Surprising study results: Students are bored during exams
In the case of boredom, we think of many situations in life but intuitively not of exams. However, an international team of academics led by Thomas Götz from the University of Vienna has now studied exactly this phenomenon of test boredom for the first time and found remarkable results. According to the study, school students are actually very bored during exams. The study also showed that utter boredom has a negative effect on exam results. The research results have been published recently in the Journal of Educational Psychology.
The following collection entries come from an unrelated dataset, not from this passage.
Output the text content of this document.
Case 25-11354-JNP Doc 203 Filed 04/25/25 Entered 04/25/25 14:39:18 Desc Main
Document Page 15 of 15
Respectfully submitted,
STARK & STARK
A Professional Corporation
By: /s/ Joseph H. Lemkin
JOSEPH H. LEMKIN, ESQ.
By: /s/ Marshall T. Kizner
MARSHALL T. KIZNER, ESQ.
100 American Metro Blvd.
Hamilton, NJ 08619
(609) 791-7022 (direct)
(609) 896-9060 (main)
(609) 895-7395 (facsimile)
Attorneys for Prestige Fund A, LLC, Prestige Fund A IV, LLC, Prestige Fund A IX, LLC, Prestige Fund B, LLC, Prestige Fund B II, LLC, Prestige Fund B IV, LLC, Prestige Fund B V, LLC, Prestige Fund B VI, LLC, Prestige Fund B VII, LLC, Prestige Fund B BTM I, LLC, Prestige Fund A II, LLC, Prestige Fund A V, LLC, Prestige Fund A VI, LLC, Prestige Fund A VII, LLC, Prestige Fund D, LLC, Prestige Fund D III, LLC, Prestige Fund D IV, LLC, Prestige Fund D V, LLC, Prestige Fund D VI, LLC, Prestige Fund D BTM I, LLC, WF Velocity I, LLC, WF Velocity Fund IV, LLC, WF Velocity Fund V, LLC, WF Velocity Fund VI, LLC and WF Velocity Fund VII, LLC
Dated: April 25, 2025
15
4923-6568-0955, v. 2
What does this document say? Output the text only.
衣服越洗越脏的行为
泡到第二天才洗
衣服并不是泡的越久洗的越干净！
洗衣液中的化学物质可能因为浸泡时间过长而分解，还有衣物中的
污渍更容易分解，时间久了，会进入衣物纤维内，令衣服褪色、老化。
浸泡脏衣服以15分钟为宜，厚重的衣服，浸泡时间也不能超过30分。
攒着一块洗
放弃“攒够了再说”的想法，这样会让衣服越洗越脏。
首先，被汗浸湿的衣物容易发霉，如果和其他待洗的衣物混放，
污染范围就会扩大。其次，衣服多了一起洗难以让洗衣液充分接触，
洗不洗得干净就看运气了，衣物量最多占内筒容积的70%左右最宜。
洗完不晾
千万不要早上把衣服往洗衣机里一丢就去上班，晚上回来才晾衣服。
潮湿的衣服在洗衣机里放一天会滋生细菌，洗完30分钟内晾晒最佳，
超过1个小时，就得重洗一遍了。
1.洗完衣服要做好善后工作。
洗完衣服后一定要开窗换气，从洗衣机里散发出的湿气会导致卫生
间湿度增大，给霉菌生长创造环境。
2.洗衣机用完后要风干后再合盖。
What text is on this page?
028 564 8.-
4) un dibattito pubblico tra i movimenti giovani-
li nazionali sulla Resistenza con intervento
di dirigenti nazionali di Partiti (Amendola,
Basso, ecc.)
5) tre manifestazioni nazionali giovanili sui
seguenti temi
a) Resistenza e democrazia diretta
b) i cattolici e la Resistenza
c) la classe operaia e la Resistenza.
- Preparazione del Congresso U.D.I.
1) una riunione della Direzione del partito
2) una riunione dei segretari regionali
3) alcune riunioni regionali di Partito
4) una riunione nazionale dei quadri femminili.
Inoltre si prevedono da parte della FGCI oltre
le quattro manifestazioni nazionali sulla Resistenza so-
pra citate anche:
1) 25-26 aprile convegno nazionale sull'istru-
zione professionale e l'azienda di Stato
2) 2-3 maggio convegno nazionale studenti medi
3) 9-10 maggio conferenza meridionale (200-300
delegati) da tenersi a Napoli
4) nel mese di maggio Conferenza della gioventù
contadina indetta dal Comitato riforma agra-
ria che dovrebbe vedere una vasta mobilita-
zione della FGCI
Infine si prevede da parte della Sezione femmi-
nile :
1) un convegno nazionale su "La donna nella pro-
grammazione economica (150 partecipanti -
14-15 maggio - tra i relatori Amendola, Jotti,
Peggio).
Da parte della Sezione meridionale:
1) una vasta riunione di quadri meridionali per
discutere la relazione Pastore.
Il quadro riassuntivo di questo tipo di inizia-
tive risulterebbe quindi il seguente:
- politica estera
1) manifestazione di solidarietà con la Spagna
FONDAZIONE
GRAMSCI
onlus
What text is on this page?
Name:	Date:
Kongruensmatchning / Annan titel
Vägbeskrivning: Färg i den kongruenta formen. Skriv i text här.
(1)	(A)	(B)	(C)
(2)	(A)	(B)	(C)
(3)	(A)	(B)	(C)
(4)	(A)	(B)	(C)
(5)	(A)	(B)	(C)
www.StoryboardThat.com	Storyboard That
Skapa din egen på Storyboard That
Although boredom is currently a very intensively studied phenomenon, test boredom has so far been completely ignored in the research. For the first time and on an international basis, psychologists from the University of Vienna, the University of Konstanz, the University of Zurich, the University of Applied Sciences and Arts Northwestern Switzerland, the LMU Munich, the City University of New York, the University of Essex and the Australian Catholic University (Sydney) have now been able to show that test boredom does actually occur and that it clearly deteriorates performance.
The main causes were being both underchallenged and overchallenged during the exam. In addition, test boredom was significantly higher when the exam content had no personal relevance for the students. The main result of the study was that a high level of test boredom had a negative effect on exam results.
The academics proposed the so-called abundance hypothesis for the first time in their study, which they were able to confirm. On the one hand, the abundance hypothesis states that boredom especially deteriorates exam performance if students are overchallenged, because all mental resources would have to be allocated to completing the tasks, i.e., those that are used for experiencing boredom but are no longer available for working on the tasks.
On the other hand, in the case of boredom as a result of being underchallenged, resources are available in abundance for processing the tasks anyway.
Exam tasks should relate to the reality of students’ lives.
In the study, a total of 1,820 German students in the 5th to 10th grades were examined. Questions about the extent of boredom, of being underchallenged and overchallenged and the personal relevance of the tasks were directly included in the test, between the different tasks.
From the study results, the researchers also derive some recommendations for teachers and guardians. “In order to combat test boredom, teachers should prepare exam tasks in such a way that they relate to the reality of students’ lives. In addition, the tasks should not be very underchallenging or overchallenging,” explains educational psychologist Thomas Götz from the University of Vienna.
“Parents or guardians can also support young people by starting an open conversation about possible overchallenging or underchallenging tasks at school. Especially in the case of being overchallenged at school, it is important to react quickly to avoid boredom and also other negative consequences, such as a downward spiral of poor performance.”
This first study of test boredom also opens up a completely new field of research. The academics are making a decisive contribution to clarifying the negative effects of boredom in school. “A large number of studies already show that boredom has not only a detrimental effect on learning and performance but also on mental and physical health. With our work, we are now expanding the view to a central area in the everyday school life of children and adolescents, namely exams,” says Götz.